A recent example that DOES illustrate the process of ideological mystification is taking place in Tennessee.  There, members of the Tea Party want to revise the school curriculum to eliminate criticisms of the Founding Fathers based upon their treatment of American Indians or ownership of African slaves.  This effort is particularly interesting in its honesty.

One of their requests for the state government, as reported in the Memphis Commercial Appeal, is that "No portrayal of minority experience in the history which actually occurred shall obscure the experience or contributions of the Founding Fathers, or the majority of citizens, including those who reached positions of leadership.”

Impressive.   It openly says that even THE TRUTH should not obscure the reputation of the Founding Fathers.  Since those truths are inconvenient, they need to be eliminated or diminished.  The Tea Party wants "imaginary resolutions" to the "social contradiction" of the Sons of Liberty denying liberty to others and dealing dishonestly with nations that held North America before their arrival.

So, although I am not alarmed at the effort to sanitize Tom Sawyer and Huck Finn, I do not like this proposed revision of history curriculum.  The Twain scholar who has revised the novels, Alan Gribben, has done so in order to get the books into more classrooms in Alabama, where they often have been excluded because of the word "nigger."  While to some degree the novels present an "imaginary solution," they will make possible a discussion of "social contradictions" by their new presence.  But this effort by the Tea Party in Tennessee functions to eliminate discussion in the classroom.

Although the Tea Party folks are honest about their motivations, I doubt the revised textbooks will be as forthright.  I doubt the book covers will include stickers announcing: "New and Improved!  Now with less truth!"

At a news conference announcing the requests, a Tea Party spokesman said, "The thing we need to focus on about the founders is that, given the social structure of their time, they were revolutionaries who brought liberty into a world where it hadn’t existed, to everybody — not all equally instantly — and it was their progress that we need to look at."

Perhaps the spokesman didn't realize that he was making an argument FOR the inclusion of the contradictions between the Founding Fathers' beliefs and their practices.  How can we measure the progress of liberty without understanding who had their liberty denied and how they gained it?  To measure that progress, we need a discussion of African Americans and American Indians -- and women and Asian Americans and Mexican Americans and homosexuals, etc.  This discussion does not detract from the real accomplishments of the framers of the Constitution, but it does set those accomplishments in clearer context.

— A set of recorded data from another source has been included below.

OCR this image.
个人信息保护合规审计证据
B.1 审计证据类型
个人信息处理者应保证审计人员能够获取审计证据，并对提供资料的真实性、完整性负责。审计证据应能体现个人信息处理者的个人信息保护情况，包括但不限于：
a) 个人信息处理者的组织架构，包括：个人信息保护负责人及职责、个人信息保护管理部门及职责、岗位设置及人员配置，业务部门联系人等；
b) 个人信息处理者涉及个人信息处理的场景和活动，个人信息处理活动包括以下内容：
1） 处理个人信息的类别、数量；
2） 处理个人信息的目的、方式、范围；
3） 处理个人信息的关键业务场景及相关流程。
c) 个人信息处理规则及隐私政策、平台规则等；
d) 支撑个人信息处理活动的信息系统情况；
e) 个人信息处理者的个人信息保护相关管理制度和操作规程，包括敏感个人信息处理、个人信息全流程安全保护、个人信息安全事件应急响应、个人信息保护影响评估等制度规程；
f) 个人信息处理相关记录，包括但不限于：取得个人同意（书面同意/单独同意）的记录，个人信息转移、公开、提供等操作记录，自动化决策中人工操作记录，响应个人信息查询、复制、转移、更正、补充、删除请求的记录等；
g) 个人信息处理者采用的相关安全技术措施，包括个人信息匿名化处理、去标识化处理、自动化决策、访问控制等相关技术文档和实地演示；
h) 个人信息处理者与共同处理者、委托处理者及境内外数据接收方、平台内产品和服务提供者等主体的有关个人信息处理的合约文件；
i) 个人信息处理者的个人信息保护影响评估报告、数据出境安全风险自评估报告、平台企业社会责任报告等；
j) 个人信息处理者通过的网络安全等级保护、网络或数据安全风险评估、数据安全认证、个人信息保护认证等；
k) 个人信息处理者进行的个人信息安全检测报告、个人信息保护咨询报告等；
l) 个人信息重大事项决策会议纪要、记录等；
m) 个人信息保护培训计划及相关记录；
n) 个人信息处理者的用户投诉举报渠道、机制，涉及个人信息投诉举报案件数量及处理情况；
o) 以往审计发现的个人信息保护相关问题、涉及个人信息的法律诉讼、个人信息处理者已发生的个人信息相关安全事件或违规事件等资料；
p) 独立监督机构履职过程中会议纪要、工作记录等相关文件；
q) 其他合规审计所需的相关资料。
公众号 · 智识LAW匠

Finally, depending upon what the Tea Party spokesman meant by "a world," his statement may also be plain wrong.

If "a world" means the European world that had extended itself to North America, then perhaps the Founding Fathers did introduce a new type of liberty.  But if "a world" means simply North America, then he does not realize there were many native nations here already enjoying all types of liberty not realized in Europe.

All groups have an ideology.  It is impossible to have a society without one, without many.  However, we must remain aware of the ideologies to which we adhere, and we must remain aware of what our ideologies may be making us blind to or encouraging us to forget.  Otherwise, our ideologies can control us rather than us controlling them.  Otherwise, we will be guilty -- as the Tennessee Tea Party seems to be -- of what Emile Durkheim called "the use of notions to govern the collation of facts rather than deriving notions from them."